Producers and Parasites was the title of a 1935 pamphlet by the Scottish-born American Marxist John Keracher. On the face of it Ed Miliband’s distinction in his Labour Party Conference speech between “producers” and “predators” seems more radical. After all, aren’t predators worse than parasites? But this is only on the face of it, as what Miliband meant by producers was quite different from what Keracher did. Nor were his “predators” the same as Keracher’s “parasites”.

Keracher was explaining Marx’s theory of surplus value which starts from the observation that wealth can only be produced by humans applying their mental and physical energies to materials that originally came from nature. Under capitalism these producers are exploited in that the difference between what they are paid as wages and salaries and the value of what they produce is appropriated by those who own and control the means of production. These capitalist employers and their hangers-on are “parasites”, argued Keracher, living off the unpaid labour of the “producers”.

Miliband’s distinction is not between wealth-producing workers and those who live off profit, interest and rent, but between two types of capitalist. It’s a distinction between Keracher’s parasites. According to Miliband, there are good capitalists who invest in providing goods and services and jobs (the “producers”) and those who are out to make a quick buck through asset-stripping and financial wheeling and dealing (“predators”).

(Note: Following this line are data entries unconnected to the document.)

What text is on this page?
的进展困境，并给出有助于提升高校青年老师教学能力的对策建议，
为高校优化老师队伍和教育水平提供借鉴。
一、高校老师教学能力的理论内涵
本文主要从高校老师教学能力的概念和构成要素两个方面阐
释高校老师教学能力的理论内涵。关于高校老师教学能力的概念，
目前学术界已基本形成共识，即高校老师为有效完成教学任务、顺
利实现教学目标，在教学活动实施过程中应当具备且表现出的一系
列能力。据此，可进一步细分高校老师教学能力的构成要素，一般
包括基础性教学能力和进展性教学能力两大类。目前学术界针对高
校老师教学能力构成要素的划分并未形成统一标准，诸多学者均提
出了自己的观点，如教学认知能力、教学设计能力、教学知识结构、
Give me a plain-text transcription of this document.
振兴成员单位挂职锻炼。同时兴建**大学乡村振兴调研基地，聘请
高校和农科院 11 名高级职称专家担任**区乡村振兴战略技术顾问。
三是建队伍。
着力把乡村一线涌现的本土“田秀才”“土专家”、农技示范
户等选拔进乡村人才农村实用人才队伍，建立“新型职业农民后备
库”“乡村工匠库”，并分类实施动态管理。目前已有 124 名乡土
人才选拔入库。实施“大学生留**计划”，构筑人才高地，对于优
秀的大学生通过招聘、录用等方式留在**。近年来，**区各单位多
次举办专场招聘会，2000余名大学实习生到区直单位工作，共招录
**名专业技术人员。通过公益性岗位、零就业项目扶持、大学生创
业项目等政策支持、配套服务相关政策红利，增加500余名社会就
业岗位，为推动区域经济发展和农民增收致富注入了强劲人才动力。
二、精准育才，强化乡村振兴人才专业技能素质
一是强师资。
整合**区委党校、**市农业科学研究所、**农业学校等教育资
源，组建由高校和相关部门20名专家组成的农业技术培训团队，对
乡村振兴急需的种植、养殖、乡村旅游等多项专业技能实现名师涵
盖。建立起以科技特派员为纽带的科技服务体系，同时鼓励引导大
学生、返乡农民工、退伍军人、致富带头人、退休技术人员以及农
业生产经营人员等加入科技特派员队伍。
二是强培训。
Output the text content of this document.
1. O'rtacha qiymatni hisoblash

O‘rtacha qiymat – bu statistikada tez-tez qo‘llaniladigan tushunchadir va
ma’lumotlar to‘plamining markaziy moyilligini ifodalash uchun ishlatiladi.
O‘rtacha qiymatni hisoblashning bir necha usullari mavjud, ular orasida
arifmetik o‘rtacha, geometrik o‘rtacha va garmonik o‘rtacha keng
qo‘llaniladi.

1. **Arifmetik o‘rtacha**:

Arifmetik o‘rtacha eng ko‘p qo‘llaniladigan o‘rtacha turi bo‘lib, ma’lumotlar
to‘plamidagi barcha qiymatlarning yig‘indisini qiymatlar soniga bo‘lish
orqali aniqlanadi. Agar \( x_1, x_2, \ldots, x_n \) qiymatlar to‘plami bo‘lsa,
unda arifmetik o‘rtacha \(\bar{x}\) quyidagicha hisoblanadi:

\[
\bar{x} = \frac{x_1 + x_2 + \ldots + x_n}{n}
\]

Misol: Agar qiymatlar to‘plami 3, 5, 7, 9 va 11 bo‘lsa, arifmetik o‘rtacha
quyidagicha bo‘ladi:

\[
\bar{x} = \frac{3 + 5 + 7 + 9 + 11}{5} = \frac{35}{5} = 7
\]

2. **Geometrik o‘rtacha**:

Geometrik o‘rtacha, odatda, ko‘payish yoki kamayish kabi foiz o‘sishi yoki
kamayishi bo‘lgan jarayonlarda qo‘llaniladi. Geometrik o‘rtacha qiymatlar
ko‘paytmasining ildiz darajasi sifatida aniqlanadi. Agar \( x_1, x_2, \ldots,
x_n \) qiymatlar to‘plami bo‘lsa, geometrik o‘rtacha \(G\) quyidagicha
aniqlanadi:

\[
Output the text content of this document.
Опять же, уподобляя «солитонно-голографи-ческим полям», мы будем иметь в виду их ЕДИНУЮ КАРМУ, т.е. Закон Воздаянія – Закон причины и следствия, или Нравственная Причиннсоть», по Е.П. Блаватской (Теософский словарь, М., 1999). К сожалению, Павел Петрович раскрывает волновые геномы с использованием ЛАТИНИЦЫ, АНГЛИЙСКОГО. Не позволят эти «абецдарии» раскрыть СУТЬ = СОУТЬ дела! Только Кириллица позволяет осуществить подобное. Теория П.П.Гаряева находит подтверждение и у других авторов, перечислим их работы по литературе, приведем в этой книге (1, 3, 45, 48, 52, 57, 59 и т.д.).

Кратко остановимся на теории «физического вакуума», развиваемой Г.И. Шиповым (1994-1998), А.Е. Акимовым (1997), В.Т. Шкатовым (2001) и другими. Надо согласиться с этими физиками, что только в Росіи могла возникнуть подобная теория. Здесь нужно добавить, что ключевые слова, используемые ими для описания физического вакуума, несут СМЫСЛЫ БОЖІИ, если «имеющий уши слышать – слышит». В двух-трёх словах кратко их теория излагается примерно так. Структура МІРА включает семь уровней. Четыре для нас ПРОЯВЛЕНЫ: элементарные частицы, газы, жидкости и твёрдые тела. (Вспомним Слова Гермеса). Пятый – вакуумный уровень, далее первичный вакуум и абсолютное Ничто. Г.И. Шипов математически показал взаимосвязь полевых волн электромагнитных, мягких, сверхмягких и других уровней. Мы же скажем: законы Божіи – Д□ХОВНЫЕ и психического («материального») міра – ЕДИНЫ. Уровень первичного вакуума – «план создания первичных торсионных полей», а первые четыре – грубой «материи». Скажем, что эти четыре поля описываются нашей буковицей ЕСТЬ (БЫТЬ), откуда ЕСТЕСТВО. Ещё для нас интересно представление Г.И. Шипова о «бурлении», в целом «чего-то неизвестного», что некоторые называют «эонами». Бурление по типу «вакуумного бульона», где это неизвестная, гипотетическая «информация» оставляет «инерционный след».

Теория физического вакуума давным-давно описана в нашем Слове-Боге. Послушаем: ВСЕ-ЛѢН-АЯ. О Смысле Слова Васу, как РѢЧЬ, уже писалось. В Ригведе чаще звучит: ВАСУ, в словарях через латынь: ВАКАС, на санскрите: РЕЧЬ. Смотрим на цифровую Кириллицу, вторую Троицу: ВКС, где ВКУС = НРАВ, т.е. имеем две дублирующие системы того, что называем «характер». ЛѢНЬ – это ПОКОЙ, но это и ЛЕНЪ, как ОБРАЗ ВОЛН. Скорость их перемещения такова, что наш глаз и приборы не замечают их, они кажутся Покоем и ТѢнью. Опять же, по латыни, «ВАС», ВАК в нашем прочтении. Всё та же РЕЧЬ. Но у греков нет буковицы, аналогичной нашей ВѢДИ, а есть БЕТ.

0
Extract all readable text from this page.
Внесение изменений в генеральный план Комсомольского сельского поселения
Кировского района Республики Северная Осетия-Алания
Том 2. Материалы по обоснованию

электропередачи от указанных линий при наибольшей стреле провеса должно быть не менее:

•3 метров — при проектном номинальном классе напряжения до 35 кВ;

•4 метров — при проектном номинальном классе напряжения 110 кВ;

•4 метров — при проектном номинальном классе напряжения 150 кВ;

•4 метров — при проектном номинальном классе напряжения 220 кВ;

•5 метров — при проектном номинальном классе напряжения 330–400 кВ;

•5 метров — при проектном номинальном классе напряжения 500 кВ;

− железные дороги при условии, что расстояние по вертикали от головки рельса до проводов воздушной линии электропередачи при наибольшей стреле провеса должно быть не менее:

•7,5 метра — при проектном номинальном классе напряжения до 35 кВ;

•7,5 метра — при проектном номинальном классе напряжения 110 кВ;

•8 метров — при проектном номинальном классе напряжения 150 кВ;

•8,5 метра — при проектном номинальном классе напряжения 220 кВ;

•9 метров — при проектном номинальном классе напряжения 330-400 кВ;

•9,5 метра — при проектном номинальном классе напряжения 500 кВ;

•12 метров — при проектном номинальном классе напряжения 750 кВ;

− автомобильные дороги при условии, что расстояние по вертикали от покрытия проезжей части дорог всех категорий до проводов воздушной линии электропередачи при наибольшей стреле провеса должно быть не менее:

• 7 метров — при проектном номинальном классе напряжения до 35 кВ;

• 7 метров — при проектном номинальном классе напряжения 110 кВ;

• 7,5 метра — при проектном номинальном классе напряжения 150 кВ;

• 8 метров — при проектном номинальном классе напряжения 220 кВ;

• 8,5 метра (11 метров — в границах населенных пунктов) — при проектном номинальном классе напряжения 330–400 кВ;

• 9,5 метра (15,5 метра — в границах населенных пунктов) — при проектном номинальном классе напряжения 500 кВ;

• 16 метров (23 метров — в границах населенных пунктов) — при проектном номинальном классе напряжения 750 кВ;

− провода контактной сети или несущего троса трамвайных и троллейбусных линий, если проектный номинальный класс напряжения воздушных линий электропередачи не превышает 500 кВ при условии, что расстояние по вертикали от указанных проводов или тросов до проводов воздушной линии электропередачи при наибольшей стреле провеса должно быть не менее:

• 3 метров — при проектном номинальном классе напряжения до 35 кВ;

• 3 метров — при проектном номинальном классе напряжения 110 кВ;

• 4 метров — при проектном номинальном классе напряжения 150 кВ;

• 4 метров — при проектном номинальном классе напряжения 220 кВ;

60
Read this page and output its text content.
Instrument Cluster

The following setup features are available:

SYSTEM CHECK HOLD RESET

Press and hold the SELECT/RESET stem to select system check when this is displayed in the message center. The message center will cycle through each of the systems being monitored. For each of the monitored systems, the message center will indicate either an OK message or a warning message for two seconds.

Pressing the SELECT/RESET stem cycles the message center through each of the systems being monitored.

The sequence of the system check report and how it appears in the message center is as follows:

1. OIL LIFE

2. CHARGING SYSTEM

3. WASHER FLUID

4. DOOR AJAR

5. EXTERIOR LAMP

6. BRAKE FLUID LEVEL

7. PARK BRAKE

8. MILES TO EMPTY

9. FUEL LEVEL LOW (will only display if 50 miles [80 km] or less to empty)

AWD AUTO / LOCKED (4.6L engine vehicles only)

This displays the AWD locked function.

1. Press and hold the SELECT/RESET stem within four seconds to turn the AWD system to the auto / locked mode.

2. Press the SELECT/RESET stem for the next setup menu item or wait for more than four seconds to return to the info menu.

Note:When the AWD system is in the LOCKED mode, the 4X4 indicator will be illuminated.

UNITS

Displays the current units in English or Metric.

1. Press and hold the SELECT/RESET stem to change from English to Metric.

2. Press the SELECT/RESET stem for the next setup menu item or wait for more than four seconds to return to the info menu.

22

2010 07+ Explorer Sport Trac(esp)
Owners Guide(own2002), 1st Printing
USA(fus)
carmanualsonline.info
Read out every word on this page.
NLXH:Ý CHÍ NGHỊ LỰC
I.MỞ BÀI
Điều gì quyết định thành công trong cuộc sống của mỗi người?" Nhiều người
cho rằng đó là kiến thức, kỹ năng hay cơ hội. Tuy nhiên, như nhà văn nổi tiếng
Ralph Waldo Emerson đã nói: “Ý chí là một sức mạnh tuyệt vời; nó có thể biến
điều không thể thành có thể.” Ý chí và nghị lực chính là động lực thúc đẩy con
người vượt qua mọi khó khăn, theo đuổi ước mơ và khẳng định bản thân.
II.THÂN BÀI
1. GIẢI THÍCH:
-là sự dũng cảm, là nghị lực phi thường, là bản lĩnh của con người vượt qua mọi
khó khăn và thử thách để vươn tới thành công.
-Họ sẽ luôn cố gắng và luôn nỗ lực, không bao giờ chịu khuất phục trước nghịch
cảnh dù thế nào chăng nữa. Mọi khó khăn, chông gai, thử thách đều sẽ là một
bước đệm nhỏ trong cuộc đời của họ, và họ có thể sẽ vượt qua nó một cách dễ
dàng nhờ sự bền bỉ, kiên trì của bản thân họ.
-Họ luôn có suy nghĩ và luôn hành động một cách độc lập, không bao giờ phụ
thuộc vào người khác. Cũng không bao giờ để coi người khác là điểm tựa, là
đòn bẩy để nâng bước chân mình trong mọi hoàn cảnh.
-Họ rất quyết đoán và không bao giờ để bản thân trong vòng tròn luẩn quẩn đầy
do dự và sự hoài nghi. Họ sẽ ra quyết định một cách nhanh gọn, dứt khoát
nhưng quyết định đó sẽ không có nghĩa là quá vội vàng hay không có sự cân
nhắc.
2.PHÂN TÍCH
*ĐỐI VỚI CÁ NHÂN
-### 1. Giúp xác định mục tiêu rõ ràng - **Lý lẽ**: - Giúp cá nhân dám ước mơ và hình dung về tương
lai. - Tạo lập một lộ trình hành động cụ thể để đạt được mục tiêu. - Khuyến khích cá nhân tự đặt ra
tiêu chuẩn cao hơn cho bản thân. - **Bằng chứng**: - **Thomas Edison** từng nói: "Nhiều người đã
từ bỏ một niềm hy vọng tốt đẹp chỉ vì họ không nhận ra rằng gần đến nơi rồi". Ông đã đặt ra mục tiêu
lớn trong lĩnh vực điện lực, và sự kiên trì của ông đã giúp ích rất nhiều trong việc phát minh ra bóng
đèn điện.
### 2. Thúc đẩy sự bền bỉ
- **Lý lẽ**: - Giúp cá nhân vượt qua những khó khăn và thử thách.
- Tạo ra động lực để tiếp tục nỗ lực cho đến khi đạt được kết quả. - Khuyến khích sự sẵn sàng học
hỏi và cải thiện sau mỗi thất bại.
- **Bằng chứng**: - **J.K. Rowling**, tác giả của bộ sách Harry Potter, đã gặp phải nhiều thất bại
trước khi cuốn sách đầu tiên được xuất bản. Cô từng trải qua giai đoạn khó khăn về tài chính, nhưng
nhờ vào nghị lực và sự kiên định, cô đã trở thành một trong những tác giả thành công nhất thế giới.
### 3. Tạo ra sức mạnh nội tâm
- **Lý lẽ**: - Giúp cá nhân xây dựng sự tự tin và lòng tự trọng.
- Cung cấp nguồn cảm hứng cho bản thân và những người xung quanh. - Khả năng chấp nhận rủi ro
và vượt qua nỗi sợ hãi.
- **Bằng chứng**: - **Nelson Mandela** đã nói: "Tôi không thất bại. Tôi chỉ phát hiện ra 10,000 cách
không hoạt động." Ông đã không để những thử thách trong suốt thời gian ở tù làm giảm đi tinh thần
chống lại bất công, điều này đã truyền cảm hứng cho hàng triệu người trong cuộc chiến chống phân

There are two things wrong with this distinction. First, it accepts the capitalists’ impertinent view of themselves as wealth-producers (in Stock Exchange circles they even call mining companies “miners”); whereas all wealth is produced by those who work with their hands and brains, not those who invest for profit. Second, all capitalist firms are predatory in that their aim is to grow bigger by winning the battle of competition against their rivals and absorbing them through take-overs. That’s what all the big capitalist firms of today have done, including Rolls Royce, which Miliband cited as an example of a good capitalist.

For some reason, commentators interpreted Miliband’s speech as a turning to the left by the Labour Party. Certainly it was a piece of demagogy that went down well with his audience of councillors, would-be councillors and trade union bureaucrats. But in essence it was no different from Ted Heath’s 1973 denunciation when Tory PM of Tiny Rowland and Lonrho as “the unacceptable face of capitalism.”

Actually, the speech was an open recognition of what has always been the Labour Party’s practice – accepting capitalism and trying to smooth off the rough edges of capitalism, to humanise and moralise it. Cameron employed the same approach when, in opposition, he spoke of the Tories standing for “compassionate capitalism.” (It’s a different story now.)

It’s a pipe-dream of course. Capitalism is a system based on the exploitation of the real producers which can only work in the interest of the parasites, whether predatory or passive, who live off profits. It can never be made to work in the interests of the majority, as the experience of the present Coalition government and the immediately preceding Labour government is showing. In fact, as the experience of all governments everywhere has always shown.